Short Answer
Exceeding the small business revenue limit by even one euro invalidates your VAT exemption retroactively for the entire fiscal year.
You must monitor your incoming payments continuously to avoid paying a massive tax bill completely out of your own pocket.
What Most Expats Don't Realize
You registered as a small business owner (Kleinunternehmer) and assumed your €25,050 annual revenue was close enough to the €25,000 exemption limit to be overlooked. During your annual tax audit, the Finanzamt declared your exemption void and demanded 19% value-added tax on all your invoices retroactively. You lost €4,759 of your personal savings because you could not legally demand that tax money from your past clients.
What To Do
- Open your bookkeeping ledger every single month to calculate your running gross revenue total.
- Print the required legal disclaimer sentence citing § 19 UStG on every invoice you issue while under the exemption limit.

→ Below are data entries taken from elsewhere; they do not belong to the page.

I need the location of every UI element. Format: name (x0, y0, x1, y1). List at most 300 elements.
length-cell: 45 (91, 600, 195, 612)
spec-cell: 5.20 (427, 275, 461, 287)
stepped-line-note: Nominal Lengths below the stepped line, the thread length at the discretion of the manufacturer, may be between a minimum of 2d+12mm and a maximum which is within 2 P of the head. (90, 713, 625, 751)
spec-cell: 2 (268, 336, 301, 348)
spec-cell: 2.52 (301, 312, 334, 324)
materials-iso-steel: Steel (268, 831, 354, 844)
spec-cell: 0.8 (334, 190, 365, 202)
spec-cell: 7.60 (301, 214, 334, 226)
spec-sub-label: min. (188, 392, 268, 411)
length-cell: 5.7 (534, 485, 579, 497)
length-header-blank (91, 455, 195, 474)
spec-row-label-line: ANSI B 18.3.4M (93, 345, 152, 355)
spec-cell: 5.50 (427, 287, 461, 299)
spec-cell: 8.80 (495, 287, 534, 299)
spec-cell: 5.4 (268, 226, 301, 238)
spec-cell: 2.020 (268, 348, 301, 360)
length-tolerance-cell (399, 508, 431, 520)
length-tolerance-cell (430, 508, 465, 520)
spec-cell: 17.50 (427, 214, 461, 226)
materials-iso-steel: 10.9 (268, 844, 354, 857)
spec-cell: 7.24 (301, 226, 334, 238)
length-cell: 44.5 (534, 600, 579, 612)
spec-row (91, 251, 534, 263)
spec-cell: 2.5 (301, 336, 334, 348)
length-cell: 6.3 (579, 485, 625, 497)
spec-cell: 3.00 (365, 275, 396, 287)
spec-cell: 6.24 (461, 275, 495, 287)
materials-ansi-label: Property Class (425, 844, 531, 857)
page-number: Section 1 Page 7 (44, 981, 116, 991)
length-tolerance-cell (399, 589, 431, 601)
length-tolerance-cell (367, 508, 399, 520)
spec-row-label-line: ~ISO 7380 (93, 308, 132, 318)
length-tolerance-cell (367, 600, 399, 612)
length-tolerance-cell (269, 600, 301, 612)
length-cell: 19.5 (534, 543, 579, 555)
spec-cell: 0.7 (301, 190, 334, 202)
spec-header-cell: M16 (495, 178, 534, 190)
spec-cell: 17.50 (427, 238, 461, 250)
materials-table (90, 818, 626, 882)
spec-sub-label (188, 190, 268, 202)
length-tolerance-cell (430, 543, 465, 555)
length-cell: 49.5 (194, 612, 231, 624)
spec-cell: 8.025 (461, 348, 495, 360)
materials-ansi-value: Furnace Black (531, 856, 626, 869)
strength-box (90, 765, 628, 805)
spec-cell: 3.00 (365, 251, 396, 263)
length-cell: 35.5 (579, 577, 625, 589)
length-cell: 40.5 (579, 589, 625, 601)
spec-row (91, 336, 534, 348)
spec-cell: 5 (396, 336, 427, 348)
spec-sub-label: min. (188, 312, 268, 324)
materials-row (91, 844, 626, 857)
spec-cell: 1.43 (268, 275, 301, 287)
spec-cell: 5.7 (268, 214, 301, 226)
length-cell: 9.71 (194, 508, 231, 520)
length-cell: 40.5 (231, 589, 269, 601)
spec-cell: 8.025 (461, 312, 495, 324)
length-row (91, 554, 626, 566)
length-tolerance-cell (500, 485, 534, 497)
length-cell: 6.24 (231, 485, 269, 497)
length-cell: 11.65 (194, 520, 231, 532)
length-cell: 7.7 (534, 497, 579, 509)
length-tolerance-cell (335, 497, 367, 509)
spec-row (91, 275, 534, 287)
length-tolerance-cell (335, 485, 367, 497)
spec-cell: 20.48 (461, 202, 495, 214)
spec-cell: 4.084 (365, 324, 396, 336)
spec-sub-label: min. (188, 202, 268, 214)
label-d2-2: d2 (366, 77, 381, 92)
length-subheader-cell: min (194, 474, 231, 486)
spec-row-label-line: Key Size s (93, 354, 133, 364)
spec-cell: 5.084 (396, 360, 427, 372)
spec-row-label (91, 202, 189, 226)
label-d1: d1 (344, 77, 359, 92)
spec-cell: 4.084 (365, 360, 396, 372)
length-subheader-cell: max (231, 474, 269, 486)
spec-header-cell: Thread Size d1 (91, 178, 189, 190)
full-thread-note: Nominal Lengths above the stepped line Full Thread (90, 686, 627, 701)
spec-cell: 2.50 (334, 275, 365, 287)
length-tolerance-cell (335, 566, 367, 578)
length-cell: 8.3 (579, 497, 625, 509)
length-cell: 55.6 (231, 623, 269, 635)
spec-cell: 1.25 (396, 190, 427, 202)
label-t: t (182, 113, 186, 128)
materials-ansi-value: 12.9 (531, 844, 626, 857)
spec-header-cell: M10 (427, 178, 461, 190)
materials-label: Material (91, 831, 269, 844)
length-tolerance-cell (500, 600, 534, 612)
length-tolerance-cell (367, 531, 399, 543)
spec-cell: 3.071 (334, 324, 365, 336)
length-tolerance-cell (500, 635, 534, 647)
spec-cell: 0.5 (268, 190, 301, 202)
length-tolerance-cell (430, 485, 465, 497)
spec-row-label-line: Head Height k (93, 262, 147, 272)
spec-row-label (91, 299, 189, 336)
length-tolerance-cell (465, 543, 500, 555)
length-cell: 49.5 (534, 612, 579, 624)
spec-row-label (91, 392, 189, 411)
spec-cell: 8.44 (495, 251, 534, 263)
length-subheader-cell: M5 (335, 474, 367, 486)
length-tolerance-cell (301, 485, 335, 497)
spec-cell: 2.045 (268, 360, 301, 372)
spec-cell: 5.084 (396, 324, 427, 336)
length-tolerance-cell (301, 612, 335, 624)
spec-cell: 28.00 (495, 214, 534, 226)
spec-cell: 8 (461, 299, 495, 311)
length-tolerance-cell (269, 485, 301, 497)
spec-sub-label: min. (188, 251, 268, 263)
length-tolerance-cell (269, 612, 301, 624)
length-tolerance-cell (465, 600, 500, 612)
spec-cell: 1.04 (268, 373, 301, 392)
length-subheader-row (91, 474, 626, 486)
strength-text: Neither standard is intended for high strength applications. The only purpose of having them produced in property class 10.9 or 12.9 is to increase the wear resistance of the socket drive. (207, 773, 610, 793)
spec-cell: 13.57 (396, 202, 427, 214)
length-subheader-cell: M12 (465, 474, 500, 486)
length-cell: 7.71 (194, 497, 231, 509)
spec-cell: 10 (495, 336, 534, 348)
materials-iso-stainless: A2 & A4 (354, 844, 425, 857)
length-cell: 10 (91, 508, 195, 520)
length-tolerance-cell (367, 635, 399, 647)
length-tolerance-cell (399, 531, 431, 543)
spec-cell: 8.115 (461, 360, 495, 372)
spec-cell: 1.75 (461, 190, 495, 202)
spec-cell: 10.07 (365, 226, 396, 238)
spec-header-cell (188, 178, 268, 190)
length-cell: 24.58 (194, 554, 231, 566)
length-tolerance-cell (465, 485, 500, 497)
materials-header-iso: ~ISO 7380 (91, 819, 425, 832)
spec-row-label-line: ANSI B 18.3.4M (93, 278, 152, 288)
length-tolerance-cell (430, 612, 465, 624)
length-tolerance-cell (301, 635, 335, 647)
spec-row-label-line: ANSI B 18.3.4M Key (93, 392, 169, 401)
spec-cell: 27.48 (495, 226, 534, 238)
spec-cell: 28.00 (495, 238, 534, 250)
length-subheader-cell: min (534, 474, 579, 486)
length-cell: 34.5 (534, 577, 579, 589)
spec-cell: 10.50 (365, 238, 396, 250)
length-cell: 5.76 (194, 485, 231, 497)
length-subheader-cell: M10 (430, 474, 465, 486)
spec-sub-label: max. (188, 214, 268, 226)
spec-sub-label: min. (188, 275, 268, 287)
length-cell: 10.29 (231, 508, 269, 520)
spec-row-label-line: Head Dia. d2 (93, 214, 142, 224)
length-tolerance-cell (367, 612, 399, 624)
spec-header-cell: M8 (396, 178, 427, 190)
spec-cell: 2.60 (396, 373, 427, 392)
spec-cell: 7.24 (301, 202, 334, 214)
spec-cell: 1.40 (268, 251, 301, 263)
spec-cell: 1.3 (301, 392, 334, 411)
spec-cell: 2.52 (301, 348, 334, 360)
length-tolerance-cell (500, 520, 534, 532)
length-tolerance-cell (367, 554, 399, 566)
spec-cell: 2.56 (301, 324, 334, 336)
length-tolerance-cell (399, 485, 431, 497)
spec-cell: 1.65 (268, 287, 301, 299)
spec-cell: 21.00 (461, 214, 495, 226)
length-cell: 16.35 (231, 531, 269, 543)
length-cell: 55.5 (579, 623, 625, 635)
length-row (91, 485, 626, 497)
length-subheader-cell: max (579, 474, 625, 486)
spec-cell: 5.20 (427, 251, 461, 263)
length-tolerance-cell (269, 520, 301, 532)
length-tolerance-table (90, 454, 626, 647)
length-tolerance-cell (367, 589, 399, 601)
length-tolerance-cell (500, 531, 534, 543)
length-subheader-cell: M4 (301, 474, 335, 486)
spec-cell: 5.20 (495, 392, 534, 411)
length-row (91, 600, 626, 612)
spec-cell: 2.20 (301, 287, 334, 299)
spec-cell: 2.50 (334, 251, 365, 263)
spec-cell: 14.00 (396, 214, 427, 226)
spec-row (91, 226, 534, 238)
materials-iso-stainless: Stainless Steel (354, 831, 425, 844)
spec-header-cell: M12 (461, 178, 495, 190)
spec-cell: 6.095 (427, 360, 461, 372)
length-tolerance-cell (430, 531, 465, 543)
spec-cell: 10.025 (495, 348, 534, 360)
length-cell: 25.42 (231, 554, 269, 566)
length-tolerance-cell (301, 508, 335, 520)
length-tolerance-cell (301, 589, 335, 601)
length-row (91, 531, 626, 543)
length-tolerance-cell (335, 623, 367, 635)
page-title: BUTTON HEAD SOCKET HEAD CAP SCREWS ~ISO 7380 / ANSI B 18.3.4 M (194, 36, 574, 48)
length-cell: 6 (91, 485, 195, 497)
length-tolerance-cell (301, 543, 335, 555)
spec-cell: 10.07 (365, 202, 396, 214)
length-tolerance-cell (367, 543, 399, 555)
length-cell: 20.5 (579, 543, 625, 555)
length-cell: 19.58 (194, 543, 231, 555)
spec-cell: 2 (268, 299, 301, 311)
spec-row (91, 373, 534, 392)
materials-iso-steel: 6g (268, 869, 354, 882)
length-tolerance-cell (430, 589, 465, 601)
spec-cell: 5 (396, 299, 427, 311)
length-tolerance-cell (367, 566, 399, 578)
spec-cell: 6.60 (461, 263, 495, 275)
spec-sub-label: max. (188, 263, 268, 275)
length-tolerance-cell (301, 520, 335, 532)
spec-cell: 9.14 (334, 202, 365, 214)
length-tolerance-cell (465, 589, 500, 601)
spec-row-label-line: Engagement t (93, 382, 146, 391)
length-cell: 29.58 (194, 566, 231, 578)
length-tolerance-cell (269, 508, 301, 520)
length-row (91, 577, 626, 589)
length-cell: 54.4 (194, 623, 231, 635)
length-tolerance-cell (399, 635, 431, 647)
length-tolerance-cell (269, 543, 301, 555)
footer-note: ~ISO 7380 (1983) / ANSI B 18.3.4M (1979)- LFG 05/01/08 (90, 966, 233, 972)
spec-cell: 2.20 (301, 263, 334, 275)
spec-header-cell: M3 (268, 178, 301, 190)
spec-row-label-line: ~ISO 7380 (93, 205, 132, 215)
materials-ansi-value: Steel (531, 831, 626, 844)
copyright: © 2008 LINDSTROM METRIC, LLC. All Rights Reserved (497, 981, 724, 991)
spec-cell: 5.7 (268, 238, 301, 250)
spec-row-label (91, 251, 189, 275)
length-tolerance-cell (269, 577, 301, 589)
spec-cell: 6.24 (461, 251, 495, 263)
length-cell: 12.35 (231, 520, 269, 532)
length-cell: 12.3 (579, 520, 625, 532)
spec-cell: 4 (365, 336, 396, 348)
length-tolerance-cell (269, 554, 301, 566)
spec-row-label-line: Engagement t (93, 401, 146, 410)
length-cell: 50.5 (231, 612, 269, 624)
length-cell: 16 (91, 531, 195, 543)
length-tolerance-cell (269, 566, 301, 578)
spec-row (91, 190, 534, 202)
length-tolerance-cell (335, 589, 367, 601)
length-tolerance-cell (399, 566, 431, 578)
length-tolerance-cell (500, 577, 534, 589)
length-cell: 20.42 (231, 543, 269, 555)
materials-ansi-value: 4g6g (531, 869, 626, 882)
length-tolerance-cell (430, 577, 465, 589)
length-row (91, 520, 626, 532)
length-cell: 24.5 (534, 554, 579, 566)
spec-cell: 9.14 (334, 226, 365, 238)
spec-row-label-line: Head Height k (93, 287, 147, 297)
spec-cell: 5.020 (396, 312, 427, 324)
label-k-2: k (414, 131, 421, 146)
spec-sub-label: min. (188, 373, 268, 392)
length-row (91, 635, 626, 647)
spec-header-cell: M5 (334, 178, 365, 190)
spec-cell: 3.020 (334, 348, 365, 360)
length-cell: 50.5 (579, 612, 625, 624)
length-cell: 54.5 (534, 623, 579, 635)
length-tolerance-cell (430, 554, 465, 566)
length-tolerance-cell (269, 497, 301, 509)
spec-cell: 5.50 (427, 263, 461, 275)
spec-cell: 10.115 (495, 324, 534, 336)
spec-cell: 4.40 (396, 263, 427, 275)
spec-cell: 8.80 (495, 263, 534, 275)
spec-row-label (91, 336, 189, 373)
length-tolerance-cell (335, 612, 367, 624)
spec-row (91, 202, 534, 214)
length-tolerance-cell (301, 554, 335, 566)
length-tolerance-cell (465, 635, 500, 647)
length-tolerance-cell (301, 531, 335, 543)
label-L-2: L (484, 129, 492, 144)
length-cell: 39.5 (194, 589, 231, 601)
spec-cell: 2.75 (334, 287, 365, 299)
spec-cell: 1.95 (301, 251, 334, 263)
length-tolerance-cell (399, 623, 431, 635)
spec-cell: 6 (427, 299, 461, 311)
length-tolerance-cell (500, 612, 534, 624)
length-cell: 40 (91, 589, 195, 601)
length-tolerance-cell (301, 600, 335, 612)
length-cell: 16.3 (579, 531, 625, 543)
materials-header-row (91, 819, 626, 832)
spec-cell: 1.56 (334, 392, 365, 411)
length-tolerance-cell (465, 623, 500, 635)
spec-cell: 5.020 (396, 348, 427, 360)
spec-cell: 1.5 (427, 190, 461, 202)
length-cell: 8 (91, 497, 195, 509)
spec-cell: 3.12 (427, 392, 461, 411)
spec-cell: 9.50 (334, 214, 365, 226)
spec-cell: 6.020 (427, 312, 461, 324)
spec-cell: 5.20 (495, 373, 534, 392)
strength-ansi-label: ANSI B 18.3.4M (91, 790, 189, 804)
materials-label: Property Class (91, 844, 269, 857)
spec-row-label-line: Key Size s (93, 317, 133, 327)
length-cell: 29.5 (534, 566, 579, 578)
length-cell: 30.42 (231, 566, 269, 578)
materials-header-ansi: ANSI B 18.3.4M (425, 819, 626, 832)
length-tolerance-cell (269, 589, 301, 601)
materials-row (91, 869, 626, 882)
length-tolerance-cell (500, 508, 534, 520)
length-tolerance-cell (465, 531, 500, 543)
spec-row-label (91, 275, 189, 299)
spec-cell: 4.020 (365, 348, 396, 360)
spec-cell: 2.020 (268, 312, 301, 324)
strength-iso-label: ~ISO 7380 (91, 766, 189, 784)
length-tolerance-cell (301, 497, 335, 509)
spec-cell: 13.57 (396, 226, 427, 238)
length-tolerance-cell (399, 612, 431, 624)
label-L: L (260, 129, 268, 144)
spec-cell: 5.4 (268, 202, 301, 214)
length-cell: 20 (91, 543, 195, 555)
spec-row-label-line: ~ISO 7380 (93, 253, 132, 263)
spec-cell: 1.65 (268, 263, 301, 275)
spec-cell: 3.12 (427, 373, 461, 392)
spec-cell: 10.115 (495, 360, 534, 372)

- "Ich bin nach Paragraf 19 UStG von der Umsatzsteuer befreit." (I am exempt from VAT under Section 19 of the German VAT Act.) — type this exact statement at the bottom of your billing documents.
The Truth
Germany enforces financial thresholds with absolute mathematical rigidity, ignoring minor overages or accounting ignorance. The system shifts the entire risk of retrospective taxation onto the individual entrepreneur's personal assets.